Patients, about one-third female, had a mean body mass index of about 24 kg/m2. Mean age was about 38 years (range, 19-80 years). The mean age of disease onset was about 14 years (range, 0-77 years).
Atopic dermatitis was characterized by phenotype for each patient; groupings included classic adult type (73%), nummular dermatitis (7%), prurigo (8%), and erythrodermic dermatitis (12%). About three in four patients (76.1%) had facial involvement; 61.5% had hand involvement, and 22.9% had genital involvement.
Allergic comorbidities were reported by many patients; 44.9% had rhinitis, 38.5% had asthma, 33% had conjunctivitis, and 15.6% reported food allergies. Other notable comorbidities included psychiatric or psychological conditions, present in 11% of patients, and hypertension or other cardiovascular disorders, seen in 9.1% of patients.

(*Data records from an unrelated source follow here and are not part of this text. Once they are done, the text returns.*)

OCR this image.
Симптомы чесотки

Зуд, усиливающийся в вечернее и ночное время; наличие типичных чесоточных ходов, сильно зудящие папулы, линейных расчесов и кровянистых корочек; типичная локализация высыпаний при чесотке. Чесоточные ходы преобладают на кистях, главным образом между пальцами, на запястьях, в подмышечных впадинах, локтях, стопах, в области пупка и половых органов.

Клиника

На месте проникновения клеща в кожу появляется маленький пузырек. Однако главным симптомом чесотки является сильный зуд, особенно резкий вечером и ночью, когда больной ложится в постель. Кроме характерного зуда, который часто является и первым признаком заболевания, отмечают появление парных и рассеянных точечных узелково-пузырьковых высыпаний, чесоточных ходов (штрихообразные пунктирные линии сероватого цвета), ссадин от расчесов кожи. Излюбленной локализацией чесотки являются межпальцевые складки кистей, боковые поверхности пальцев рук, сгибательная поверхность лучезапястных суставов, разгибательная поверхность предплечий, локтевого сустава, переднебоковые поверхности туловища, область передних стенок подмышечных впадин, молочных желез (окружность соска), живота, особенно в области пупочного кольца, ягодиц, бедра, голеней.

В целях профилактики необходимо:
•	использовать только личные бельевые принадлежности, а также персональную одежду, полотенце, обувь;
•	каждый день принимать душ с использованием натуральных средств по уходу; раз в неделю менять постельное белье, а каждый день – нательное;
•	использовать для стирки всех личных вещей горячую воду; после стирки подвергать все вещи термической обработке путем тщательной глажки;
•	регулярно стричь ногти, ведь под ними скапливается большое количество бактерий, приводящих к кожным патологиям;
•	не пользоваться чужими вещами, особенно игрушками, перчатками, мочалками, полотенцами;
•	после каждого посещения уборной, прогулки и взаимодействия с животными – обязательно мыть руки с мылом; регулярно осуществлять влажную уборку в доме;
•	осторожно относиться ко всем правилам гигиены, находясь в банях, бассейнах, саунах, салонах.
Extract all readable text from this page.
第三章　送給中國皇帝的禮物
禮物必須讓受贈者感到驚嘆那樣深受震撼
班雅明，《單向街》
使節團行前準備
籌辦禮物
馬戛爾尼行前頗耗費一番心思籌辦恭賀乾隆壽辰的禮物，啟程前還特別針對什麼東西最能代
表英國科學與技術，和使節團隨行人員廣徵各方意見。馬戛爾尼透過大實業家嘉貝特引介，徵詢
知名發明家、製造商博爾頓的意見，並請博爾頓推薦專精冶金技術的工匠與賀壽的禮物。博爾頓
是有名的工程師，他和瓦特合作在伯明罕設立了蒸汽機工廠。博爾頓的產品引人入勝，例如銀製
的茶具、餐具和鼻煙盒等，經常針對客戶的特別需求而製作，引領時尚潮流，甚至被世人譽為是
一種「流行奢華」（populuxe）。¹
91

Most patients had tried treatment with both cyclosporine A and corticosteroids (88.9% and 88.1%, respectively). Almost half (45.8%) had tried UV-light therapy, and about a quarter had tried methotrexate.
“The results give real-life data on patterns of treatment response according to heterogeneous atopic dermatitis phenotypes, and on long-term efficacy and safety,” said Dr. Fargnoli.
The study was not funded by any company, according to Dr. Fargnoli. She has served on the advisory board for and has received honoraria for lectures and research grants from Sanofi-Genzyme.